我需要找到一个动态规划算法来解决这个问题。我试过，但不能看着办吧。这里的问题是：

您给出的n个字符S [1 ... N]，您认为是其所有的标点已经消失已损坏的文本文档的字符串（这样它看起来像itwasthebestoftimes ......）。希望使用字典，它可在一个布尔函数字典的形式来重建文件（*），使得对于任何字符串瓦特，字典（w）的具有值1，如果w是一个有效的字，并具有值0并非如此。

在给一个动态编程算法来决定是否字符串s [*]可改组为有效字序列。运行时间应该是最多为O（n ^ 2），假设每次调用词典需要单位时间。 在事件的字符串是有效的，让你的算法输出字的对应序列。 解决方案

让您压实文档的长度为N。

让B（n）是一个布尔值：如果此文件可以被分成从位置N文件中启动的话

。

B（N）为真（因为空字符串可分成0字）。 鉴于B（N），B（N - 1）... B（N - K）（1 N - - K）通过考虑开始字符n的所有单词 - 如果有1 - K，你可以构造b任何这样的话，瓦，B（N - K - 1 + LEN（W））集，然后设置B（N - K - 1）为true。如果没有这样的话，那么B组（N - K - 1）假

最后，你计算B（0），它会告诉你，如果整个文档可以分割成词。

在伪code：

 高清try_to_split（DOC）：
  N = LEN（DOC）
  B = [假] *（N + 1）
  B〔N] = TRUE
  对于i在范围（N  -  1，-1，-1）：
    字起始位置i：
      如果B〔1 + LEN（字）]：
        B〔I] = TRUE
        打破
  回复B
 

有一些技巧，你可以做的就是'字起始位置i'高效，但你要求为O（n ^ 2）算法，因此你可以查找每一个在字典中开始我的字符串。

要生成的话，你可以修改上面的算法来存储好话，或只是产生这样的：

 高清generate_words（DOC，B，IDX = 0）：
  长度= 1
  而真正的：
    断言B（IDX）
    如果IDX == LEN（DOC）：返回
    字= DOC [IDX：IDX +长]
    如果字在字典和B（IDX +长）：
       输出（字）
       IDX + =长度
       长度= 1
 

下面b是该算法的第一部分产生的布尔数组

I need to find a dynamic programming algorithm to solve this problem. I tried but couldn't figure it out. Here is the problem:

You are given a string of n characters s[1...n], which you believe to be a corrupted text document in which all punctuation has vanished (so that it looks something like "itwasthebestoftimes..."). You wish to reconstruct the document using a dictionary, which is available in the form of a Boolean function dict(*) such that, for any string w, dict(w) has value 1 if w is a valid word, and has value 0 otherwise.

Give a dynamic programming algorithm that determines whether the string s[*] can be reconstituted as a sequence of valid words. The running time should be at most O(n^2), assuming that each call to dict takes unit time. In the event that the string is valid, make your algorithm output the corresponding sequence of words.

解决方案

Let the length of your compacted document be N.

Let b(n) be a boolean: true if the document can be split into words starting from position n in the document.

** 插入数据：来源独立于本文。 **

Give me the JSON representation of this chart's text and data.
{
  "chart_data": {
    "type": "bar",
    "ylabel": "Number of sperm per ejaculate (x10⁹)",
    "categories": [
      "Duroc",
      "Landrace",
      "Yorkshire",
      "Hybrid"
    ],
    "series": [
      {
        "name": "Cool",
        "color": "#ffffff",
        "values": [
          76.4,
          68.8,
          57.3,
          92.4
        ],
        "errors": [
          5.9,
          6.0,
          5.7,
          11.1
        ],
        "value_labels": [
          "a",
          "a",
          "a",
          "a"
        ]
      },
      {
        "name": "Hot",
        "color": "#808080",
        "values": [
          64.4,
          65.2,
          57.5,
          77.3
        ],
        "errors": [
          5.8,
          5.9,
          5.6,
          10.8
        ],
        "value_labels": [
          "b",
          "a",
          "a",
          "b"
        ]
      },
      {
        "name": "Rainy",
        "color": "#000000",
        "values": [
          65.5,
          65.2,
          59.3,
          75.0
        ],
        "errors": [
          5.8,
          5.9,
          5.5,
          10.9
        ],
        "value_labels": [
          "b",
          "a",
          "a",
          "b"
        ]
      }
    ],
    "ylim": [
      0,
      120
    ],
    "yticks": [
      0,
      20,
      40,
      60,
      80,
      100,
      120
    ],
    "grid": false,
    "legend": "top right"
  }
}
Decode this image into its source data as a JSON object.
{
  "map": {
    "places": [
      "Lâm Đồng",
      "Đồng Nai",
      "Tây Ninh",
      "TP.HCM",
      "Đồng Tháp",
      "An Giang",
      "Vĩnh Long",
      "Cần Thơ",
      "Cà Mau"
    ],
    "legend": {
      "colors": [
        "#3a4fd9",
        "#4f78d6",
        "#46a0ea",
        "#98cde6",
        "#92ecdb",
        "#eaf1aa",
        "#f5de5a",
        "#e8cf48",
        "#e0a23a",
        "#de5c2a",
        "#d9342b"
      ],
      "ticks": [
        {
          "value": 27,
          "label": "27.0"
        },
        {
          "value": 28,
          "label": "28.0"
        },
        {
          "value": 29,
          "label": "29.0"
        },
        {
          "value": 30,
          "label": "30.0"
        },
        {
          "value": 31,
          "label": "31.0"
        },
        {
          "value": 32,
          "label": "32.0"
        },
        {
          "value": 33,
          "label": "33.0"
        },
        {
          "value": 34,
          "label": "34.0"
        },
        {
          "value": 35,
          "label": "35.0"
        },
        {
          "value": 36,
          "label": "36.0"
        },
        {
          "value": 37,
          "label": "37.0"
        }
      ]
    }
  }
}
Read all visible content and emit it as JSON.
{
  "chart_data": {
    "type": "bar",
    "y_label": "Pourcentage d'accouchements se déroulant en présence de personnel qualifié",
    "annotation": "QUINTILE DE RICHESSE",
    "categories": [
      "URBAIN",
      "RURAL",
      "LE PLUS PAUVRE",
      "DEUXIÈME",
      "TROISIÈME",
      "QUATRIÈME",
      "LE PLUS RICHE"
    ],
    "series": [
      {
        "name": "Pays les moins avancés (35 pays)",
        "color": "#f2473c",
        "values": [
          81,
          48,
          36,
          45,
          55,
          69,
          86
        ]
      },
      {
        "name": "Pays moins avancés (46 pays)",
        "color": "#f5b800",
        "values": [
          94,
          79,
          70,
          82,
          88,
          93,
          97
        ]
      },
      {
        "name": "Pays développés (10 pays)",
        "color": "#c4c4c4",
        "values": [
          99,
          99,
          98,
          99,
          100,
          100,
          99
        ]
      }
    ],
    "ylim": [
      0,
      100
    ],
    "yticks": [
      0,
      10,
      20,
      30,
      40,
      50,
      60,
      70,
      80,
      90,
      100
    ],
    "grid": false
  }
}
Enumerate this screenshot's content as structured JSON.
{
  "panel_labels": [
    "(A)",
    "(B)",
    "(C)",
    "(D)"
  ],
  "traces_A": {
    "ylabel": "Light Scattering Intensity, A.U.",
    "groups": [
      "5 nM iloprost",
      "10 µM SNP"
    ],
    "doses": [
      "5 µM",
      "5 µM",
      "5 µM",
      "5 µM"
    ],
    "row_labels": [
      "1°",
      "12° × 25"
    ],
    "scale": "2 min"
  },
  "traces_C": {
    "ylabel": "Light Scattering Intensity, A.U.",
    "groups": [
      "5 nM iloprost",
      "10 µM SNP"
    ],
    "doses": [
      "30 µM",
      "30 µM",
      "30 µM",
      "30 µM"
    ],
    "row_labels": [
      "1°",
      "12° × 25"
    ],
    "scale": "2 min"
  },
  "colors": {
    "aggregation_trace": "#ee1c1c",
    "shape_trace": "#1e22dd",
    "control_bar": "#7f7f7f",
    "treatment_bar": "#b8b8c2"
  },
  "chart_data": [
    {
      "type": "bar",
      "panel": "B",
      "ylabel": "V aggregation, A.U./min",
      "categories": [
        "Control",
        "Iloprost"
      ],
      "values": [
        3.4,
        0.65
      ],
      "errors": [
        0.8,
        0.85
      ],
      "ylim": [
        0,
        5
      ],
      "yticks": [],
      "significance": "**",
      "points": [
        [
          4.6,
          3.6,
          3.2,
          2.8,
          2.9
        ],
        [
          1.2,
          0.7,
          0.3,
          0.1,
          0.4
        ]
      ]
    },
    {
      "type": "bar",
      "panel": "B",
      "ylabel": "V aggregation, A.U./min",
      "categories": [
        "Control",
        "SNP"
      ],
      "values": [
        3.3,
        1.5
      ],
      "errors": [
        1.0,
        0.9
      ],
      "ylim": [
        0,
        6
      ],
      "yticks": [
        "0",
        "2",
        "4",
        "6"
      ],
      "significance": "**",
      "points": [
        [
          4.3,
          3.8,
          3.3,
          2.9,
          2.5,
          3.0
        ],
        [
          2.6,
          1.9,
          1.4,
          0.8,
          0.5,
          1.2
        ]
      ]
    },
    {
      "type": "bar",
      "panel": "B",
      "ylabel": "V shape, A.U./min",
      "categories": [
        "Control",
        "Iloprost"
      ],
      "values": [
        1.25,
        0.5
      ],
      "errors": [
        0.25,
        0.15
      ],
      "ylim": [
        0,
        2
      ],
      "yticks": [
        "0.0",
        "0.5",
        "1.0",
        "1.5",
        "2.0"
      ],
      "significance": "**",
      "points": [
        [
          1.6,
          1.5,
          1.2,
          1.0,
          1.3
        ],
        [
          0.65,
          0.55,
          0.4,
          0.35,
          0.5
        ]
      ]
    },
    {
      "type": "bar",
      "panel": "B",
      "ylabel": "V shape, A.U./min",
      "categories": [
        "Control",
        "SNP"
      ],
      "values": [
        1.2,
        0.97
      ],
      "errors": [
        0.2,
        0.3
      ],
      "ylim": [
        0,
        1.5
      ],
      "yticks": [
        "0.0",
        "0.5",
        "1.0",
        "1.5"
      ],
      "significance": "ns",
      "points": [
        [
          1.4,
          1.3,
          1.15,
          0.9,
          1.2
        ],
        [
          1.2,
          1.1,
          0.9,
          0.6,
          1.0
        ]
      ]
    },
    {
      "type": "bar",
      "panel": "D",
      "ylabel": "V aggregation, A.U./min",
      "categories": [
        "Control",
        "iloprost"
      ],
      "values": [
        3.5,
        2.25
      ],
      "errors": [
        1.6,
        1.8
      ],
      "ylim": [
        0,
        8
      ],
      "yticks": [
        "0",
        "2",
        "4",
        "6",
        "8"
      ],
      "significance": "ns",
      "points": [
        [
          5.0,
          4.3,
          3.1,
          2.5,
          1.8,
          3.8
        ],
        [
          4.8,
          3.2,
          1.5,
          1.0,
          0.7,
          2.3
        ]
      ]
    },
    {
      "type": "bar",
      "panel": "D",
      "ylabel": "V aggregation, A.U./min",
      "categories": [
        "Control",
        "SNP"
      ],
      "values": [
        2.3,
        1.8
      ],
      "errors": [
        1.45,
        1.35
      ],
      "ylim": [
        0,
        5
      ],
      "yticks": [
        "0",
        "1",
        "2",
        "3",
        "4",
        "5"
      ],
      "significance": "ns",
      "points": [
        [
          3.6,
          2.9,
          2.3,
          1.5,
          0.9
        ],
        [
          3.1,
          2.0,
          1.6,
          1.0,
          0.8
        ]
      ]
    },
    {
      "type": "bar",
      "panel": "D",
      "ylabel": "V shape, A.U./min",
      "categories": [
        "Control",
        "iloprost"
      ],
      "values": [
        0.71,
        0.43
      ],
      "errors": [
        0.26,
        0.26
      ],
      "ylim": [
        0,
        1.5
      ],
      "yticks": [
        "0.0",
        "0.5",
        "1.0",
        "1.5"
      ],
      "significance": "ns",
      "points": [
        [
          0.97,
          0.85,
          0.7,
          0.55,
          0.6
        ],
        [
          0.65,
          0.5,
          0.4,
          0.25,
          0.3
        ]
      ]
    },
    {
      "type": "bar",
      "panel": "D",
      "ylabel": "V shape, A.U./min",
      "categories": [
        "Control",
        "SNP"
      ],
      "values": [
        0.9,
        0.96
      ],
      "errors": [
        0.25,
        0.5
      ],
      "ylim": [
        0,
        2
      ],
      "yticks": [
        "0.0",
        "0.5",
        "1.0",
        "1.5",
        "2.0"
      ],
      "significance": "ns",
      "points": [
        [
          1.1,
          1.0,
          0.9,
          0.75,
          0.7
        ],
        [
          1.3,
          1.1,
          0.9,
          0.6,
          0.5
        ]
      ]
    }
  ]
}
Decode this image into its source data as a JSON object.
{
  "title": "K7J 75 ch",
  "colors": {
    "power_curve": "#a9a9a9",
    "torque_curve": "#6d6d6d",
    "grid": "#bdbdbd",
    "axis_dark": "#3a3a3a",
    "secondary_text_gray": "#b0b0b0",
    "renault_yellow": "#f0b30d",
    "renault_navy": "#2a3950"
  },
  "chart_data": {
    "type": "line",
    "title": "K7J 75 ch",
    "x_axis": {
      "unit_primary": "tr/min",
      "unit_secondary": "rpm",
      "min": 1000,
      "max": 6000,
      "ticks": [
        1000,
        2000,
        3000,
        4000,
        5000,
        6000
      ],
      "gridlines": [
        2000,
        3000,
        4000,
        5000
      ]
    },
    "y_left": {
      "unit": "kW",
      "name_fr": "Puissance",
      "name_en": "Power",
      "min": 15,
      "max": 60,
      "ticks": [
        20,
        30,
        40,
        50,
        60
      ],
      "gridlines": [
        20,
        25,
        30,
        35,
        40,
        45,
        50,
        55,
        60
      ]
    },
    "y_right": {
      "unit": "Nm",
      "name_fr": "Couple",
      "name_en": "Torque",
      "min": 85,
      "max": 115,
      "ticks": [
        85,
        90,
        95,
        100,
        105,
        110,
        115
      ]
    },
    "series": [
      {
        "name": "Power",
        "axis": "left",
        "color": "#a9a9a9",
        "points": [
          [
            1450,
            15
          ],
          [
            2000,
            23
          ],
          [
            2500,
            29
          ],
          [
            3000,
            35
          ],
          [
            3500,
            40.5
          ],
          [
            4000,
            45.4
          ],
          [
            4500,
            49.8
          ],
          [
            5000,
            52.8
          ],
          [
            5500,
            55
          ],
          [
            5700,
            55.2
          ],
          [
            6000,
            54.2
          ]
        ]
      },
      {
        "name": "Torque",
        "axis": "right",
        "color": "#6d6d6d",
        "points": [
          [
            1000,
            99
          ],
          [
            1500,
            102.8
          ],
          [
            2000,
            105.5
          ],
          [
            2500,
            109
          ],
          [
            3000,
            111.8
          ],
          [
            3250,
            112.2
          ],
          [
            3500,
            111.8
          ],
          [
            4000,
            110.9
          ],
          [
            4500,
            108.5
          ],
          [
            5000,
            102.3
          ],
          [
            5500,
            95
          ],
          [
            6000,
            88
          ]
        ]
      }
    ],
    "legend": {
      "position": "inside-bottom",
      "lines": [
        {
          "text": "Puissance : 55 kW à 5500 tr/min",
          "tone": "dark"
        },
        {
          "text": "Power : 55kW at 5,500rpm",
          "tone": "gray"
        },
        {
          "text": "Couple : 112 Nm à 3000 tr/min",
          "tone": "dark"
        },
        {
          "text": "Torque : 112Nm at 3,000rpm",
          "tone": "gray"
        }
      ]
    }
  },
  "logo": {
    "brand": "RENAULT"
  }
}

b(N) is true (since the empty string can be split into 0 words). Given b(N), b(N - 1), ... b(N - k), you can construct b(N - k - 1) by considering all words that start at character N - k - 1. If there's any such word, w, with b(N - k - 1 + len(w)) set, then set b(N - k - 1) to true. If there's no such word, then set b(N - k - 1) to false.

Eventually, you compute b(0) which tells you if the entire document can be split into words.

In pseudo-code:

def try_to_split(doc):
  N = len(doc)
  b = [False] * (N + 1)
  b[N] = True
  for i in range(N - 1, -1, -1):
    for word starting at position i:
      if b[i + len(word)]:
        b[i] = True
        break
  return b

There's some tricks you can do to get 'word starting at position i' efficient, but you're asked for an O(N^2) algorithm, so you can just look up every string starting at i in the dictionary.

To generate the words, you can either modify the above algorithm to store the good words, or just generate it like this:

def generate_words(doc, b, idx=0):
  length = 1
  while true:
    assert b(idx)
    if idx == len(doc): return
    word = doc[idx: idx + length]
    if word in dictionary and b(idx + length):
       output(word)
       idx += length
       length = 1

Here b is the boolean array generated from the first part of the algorithm.